The statements by Gregorio Jimenez's daughters contradicted the official version that the reporter was killed in a personal vendetta related to his son and the family of the woman he dated.

The daughters, Cindy and Flor, told authorities Friday that their father had a heated argument last year with Teresa de Jesus Hernandez, who was angry about a story he wrote of a man getting stabbed outside her bar in Coatzacoalcos, Veracruz.

They said the dispute came to blows and that Hernandez told their father she knew members of the Zetas drug cartel and would hire them to kill him.

"Mrs. Teresa shouted at him 'remember the story you wrote. I'm holding on to that. I know the Zetas and I will have you killed," Cindy Jimenez said, according to her statement to authorities read by a court employee.

Gunmen kidnapped Gregorio Jimenez, 42, from his home in Coatzacoalcos last week. Police found his body Tuesday buried in the backyard of a home in the nearby town of Las Choapas along with a taxi driver and a union leader who was kidnapped in January.

Jimenez had also written about the union leader's kidnapping.
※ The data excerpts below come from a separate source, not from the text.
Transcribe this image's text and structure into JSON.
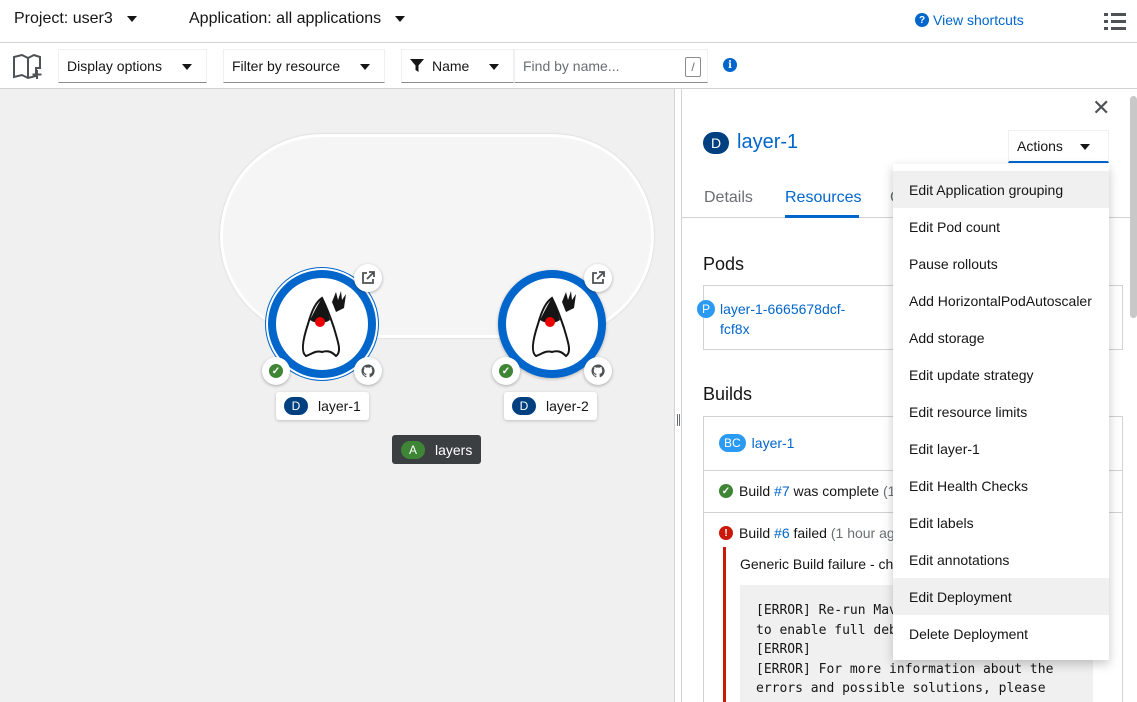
{
  "header": {
    "project": "Project: user3",
    "application": "Application: all applications",
    "shortcuts": "View shortcuts"
  },
  "toolbar": {
    "display_options": "Display options",
    "filter_by_resource": "Filter by resource",
    "filter_type": "Name",
    "search_placeholder": "Find by name...",
    "search_key": "/"
  },
  "topology": {
    "nodes": [
      {
        "badge": "D",
        "label": "layer-1"
      },
      {
        "badge": "D",
        "label": "layer-2"
      }
    ],
    "group": {
      "badge": "A",
      "label": "layers"
    }
  },
  "panel": {
    "badge": "D",
    "title": "layer-1",
    "actions_label": "Actions",
    "tabs": [
      "Details",
      "Resources",
      "O"
    ],
    "pods_heading": "Pods",
    "pod": {
      "badge": "P",
      "name": "layer-1-6665678dcf-fcf8x"
    },
    "builds_heading": "Builds",
    "build_config": {
      "badge": "BC",
      "name": "layer-1"
    },
    "build7": {
      "prefix": "Build ",
      "link": "#7",
      "status": " was complete ",
      "time": "(1"
    },
    "build6": {
      "prefix": "Build ",
      "link": "#6",
      "status": " failed ",
      "time": "(1 hour ag"
    },
    "failure_msg": "Generic Build failure - ch",
    "log": "[ERROR] Re-run Mav\nto enable full deb\n[ERROR]\n[ERROR] For more information about the\nerrors and possible solutions, please"
  },
  "menu": {
    "items": [
      "Edit Application grouping",
      "Edit Pod count",
      "Pause rollouts",
      "Add HorizontalPodAutoscaler",
      "Add storage",
      "Edit update strategy",
      "Edit resource limits",
      "Edit layer-1",
      "Edit Health Checks",
      "Edit labels",
      "Edit annotations",
      "Edit Deployment",
      "Delete Deployment"
    ]
  },
  "colors": {
    "accent": "#0066cc",
    "success": "#3e8635",
    "danger": "#c9190b",
    "deployment_badge": "#004080"
  }
}
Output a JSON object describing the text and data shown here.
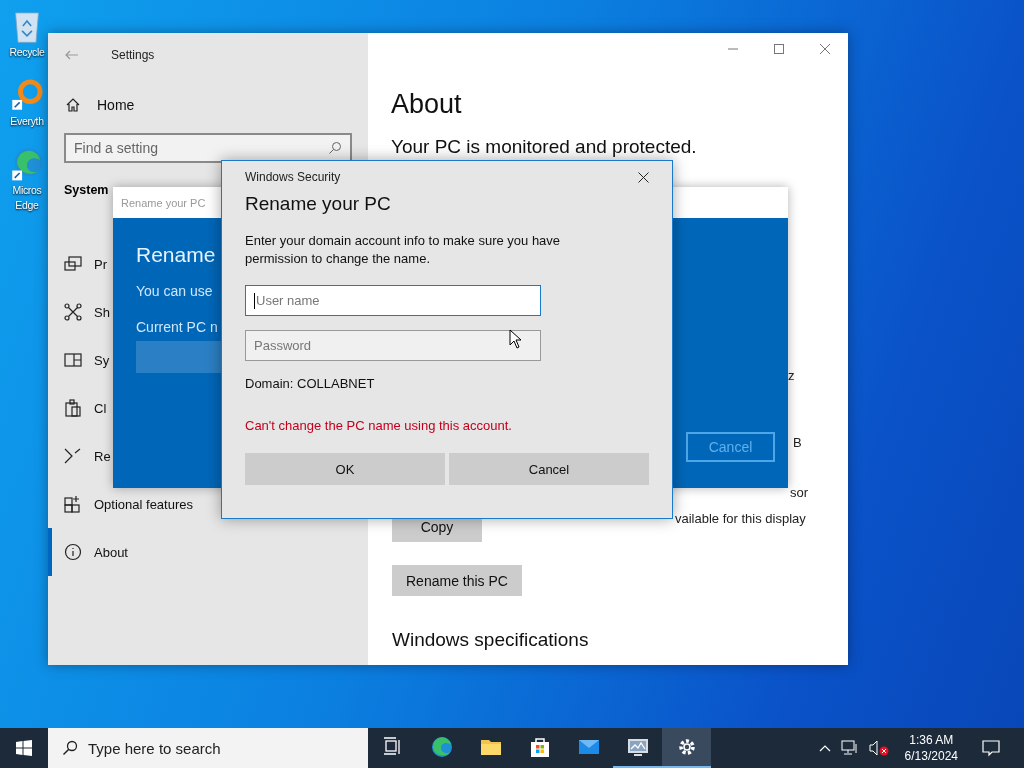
{
  "desktop_icons": [
    {
      "lines": [
        "Recycle"
      ]
    },
    {
      "lines": [
        "Everyth"
      ]
    },
    {
      "lines": [
        "Micros",
        "Edge"
      ]
    }
  ],
  "settings": {
    "title": "Settings",
    "home": "Home",
    "search": {
      "placeholder": "Find a setting"
    },
    "section": "System",
    "nav": [
      {
        "label": "Pr",
        "selected": false
      },
      {
        "label": "Sh",
        "selected": false
      },
      {
        "label": "Sy",
        "selected": false
      },
      {
        "label": "Cl",
        "selected": false
      },
      {
        "label": "Re",
        "selected": false
      },
      {
        "label": "Optional features",
        "selected": false
      },
      {
        "label": "About",
        "selected": true
      }
    ],
    "heading": "About",
    "status": "Your PC is monitored and protected.",
    "fragments": [
      "z",
      "B",
      "sor",
      "vailable for this display"
    ],
    "copy_button": "Copy",
    "rename_button": "Rename this PC",
    "specs_heading": "Windows specifications"
  },
  "rename_dialog": {
    "title": "Rename your PC",
    "heading": "Rename",
    "line": "You can use",
    "field_label": "Current PC n",
    "cancel": "Cancel"
  },
  "security_dialog": {
    "title": "Windows Security",
    "heading": "Rename your PC",
    "message": "Enter your domain account info to make sure you have permission to change the name.",
    "fields": [
      {
        "placeholder": "User name",
        "focused": true
      },
      {
        "placeholder": "Password",
        "focused": false
      }
    ],
    "domain": "Domain: COLLABNET",
    "error": "Can't change the PC name using this account.",
    "buttons": [
      "OK",
      "Cancel"
    ]
  },
  "taskbar": {
    "search": {
      "placeholder": "Type here to search"
    },
    "apps": [
      {
        "running": false,
        "selected": false
      },
      {
        "running": false,
        "selected": false
      },
      {
        "running": false,
        "selected": false
      },
      {
        "running": false,
        "selected": false
      },
      {
        "running": false,
        "selected": false
      },
      {
        "running": true,
        "selected": false
      },
      {
        "running": true,
        "selected": true
      }
    ],
    "time": "1:36 AM",
    "date": "6/13/2024"
  }
}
Prosecutors in this Gulf Coast state arrested Hernandez and four men, and said that she ordered the reporter killed in a personal vendetta after a falling out between her son and his daughter, who had dated.

But his family and colleagues say they don't believe the government's findings and are calling for a thorough investigation into potential ties between the reporter's work and his murder.

Jimenez was a police beat reporter for the daily newspapers Notisur and El Liberal. He is at least the 12th journalist slain or gone missing since 2010 in Veracruz.